JuliaRandom / RandomNumbers.jl

Random Number Generators for the Julia Language.
https://juliarandom.github.io/RandomNumbers.jl/stable
Other
97 stars 23 forks source link

Very cheap PRNG #69

Closed milankl closed 4 years ago

milankl commented 4 years ago

I was wondering whether there are plans to add to this package of family of very cheap PRNG. I, personally, would like to compare Xoroshiro to something that I just came across:

// Cheap PRNG from "Numerical Recipes in C", page 284.
static inline uint32_t cheap_generator () {
    static unsigned long idum;
    idum = 1664525L*idum + 1013904223L;

    return idum;
}

Sure, that's so simple that one could just implement that directly, but it might be nice to have it as part of this package. Some applications (chaotic PDEs for me) probably don't need any high quality PRNG, therefore testing it against the (presumably) cheapest possible PRNG would be great.

milankl commented 4 years ago

Following how you wrote some PRNGs in this package, I assume you would do something like

mutable struct RandQD32
    idum::UInt64
end

function rand(r::RandQD32)
    r.idum = 1664525*r.idum + 1013904223
    return r.idum % UInt32
end
milankl commented 4 years ago

On that note, I don't find any performance increase by using this super simple PRNG

julia> r = Xoroshiro128Plus()
Xoroshiro128Plus(0xe83d479a785bbebd, 0xab00a029f48bb2ff)

julia> @btime rand($r,UInt32)
  1.591 ns (0 allocations: 0 bytes)
0xbe6a2409

julia> @btime rand($r,UInt64)
  1.286 ns (0 allocations: 0 bytes)
0xa4d9ad7c4a31f97e

baseline, versus

mutable struct QuickDirty32
    idum::UInt64
end

julia> function Base.rand(r::QuickDirty32)
           r.idum = 1664525*r.idum + 1013904223
           return r.idum % UInt32
       end

julia> r = QuickDirty32(UInt64(12312312312414))
QuickDirty32(0x00000b32af00725e)

julia> @btime rand($r)
  1.278 ns (0 allocations: 0 bytes)
0x073890ec

even a pointer implementation is not faster

julia> ptri = Ref(UInt64(123))
Base.RefValue{UInt64}(0x000000000000007b)

julia> function Base.rand(r::Base.RefValue{UInt64})
           r[] = 1664525*r[] + 1013904223
           return r[] % UInt32
       end

julia> ptri
Base.RefValue{UInt64}(0x000000000000007b)

julia> @btime rand($ptri)
  1.277 ns (0 allocations: 0 bytes)
0x6bb40978

Any idea why there is no performance increase from Xoroshiro to this one here?

sunoru commented 4 years ago

Hi, I'm sorry for forgetting to get back to you!
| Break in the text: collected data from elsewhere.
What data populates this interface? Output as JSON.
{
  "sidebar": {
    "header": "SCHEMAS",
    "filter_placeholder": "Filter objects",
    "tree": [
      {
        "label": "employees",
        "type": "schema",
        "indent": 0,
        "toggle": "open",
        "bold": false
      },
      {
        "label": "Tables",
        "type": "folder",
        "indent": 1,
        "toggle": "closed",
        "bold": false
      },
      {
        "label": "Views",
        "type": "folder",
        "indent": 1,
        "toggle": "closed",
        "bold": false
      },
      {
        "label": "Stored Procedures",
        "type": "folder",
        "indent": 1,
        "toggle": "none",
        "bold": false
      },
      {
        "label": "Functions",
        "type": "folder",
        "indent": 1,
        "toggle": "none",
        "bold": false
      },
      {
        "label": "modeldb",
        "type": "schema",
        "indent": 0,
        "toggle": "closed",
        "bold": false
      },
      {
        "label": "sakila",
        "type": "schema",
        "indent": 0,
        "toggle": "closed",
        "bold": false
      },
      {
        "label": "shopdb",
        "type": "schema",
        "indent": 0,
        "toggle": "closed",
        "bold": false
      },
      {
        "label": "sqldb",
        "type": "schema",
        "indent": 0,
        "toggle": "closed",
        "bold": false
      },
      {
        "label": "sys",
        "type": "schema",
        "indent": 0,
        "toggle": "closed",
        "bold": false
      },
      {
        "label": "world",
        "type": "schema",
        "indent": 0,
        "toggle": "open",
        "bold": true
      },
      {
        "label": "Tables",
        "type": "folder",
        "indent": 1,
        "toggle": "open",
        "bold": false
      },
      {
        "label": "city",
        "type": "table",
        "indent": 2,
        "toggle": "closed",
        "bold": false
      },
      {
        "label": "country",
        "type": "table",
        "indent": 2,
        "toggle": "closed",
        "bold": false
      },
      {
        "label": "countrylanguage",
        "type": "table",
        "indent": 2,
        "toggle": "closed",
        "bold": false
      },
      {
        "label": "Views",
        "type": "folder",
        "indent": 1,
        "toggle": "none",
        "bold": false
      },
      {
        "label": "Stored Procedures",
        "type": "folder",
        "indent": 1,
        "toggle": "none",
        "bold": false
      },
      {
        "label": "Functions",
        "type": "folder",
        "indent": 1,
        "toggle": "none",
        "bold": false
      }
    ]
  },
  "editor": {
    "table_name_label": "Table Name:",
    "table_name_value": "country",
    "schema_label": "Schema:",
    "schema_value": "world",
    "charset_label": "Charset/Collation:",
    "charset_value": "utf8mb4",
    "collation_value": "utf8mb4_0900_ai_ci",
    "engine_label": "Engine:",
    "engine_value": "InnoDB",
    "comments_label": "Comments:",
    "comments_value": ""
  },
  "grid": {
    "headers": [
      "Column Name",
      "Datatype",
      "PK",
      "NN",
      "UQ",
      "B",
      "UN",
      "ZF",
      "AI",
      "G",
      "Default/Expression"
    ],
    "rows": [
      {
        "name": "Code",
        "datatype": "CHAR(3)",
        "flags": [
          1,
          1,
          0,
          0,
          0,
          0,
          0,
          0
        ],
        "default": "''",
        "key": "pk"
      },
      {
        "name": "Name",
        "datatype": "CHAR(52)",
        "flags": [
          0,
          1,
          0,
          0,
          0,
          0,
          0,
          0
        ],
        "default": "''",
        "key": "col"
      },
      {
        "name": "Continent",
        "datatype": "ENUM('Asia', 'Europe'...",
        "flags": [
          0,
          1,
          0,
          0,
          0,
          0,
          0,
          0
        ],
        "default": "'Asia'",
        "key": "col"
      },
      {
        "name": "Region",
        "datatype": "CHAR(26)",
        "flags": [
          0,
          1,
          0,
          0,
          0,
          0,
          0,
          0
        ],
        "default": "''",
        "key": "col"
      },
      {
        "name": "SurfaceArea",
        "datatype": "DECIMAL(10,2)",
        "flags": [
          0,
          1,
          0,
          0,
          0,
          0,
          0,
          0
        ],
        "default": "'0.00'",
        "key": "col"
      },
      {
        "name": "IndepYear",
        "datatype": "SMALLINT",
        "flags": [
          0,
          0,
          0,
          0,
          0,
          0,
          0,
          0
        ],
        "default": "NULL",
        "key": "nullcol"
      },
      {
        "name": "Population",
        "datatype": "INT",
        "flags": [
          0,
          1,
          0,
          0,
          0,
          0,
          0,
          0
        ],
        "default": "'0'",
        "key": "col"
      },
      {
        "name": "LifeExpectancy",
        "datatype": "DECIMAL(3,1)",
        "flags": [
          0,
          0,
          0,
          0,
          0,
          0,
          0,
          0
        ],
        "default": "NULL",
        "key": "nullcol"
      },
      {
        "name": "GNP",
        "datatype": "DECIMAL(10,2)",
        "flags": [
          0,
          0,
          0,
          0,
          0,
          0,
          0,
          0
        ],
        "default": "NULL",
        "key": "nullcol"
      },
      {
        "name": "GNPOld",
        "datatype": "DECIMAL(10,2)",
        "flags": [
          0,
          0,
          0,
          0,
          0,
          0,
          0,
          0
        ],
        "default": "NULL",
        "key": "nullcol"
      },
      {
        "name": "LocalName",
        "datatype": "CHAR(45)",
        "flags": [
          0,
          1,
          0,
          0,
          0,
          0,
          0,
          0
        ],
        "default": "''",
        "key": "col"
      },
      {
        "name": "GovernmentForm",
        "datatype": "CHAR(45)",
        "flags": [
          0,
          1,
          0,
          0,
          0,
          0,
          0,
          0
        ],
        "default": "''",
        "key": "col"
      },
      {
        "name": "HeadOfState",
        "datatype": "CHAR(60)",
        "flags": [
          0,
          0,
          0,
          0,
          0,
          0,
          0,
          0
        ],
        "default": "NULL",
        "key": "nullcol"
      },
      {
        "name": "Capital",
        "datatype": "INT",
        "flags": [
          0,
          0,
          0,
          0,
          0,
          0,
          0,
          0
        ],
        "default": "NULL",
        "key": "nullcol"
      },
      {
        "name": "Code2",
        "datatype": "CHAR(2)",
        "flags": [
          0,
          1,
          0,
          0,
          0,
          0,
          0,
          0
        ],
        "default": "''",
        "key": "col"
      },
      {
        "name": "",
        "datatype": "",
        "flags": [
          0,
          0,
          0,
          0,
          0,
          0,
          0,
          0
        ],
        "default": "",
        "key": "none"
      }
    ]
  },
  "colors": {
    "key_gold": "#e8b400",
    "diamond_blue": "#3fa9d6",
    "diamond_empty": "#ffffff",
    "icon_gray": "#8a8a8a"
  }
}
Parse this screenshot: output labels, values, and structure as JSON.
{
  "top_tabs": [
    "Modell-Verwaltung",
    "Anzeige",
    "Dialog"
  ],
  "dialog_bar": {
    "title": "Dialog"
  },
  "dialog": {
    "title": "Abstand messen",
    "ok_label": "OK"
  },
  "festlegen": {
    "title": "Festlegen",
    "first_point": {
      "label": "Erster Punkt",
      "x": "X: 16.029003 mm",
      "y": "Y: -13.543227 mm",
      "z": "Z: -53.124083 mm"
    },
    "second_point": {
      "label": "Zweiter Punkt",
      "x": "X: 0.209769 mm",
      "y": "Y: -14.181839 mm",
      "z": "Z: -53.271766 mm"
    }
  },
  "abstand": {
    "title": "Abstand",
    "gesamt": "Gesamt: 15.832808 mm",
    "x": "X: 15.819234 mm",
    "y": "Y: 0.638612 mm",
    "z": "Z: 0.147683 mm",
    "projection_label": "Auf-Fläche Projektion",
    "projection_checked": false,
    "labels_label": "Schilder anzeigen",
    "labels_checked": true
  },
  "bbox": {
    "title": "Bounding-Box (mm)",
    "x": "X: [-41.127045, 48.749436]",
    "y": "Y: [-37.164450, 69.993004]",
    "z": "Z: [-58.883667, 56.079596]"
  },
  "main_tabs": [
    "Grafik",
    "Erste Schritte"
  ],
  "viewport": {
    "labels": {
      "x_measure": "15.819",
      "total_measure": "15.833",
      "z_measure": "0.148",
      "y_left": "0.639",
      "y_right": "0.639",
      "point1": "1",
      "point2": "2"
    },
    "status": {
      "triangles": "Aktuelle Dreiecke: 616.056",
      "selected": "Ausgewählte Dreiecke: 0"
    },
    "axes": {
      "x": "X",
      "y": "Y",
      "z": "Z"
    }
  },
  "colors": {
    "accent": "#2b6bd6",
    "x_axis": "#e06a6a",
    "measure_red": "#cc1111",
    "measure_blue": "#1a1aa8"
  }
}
Thank you very much to suggest this.

Yes, this is a very common and basic PRNG, but it is not so useful in most cases. It is called a "linear congruential generator" (LCG), which has a very small state (requiring very little memory) but does not have a good performance on statistical tests. And it is so simple to implement. People can just build them in several lines if they intend to use this kind of PRNG. I don't think it is needed here in this package.

As for the performance results you showed... My guess is that the bitwise operations are much faster than a multiplication operation.

milankl commented 4 years ago

Yes, I see this point. For an application like a system of chaotic PDEs, I suspect that it is not important to have a high quality PNRG. Do you know of any low quality but much faster than, say, compared to the Xorshifts? Small state shouldn't be a problem as the period of the chaotic system (which with finite precision also eventually repeats) is probably huge anyway and therefore will mask any small state.

sunoru commented 4 years ago

I am still now sure if you should use such a PRNG. Do you mean that you want to use a small state PRNG (so that has a small period) on purpose?

If not, I would just suggest one should use Xoshiro everywhere because it has a great statistical quality while it also runs very fast.

milankl commented 4 years ago

Yes, but is there another family or PRNGs that trade-in some of the quality for even higher speeds compared to Xoroshiro? I basically want to test whether in my applications I could get away with lower quality, which might be an overall advantage if I get speed instead.

sunoru commented 4 years ago

I don't know, honestly. The xorshift family is the fastest one I have used.

milankl commented 4 years ago

Okay, that is good to know! I somehow assumed that a PRNG could be even faster when quality is not required.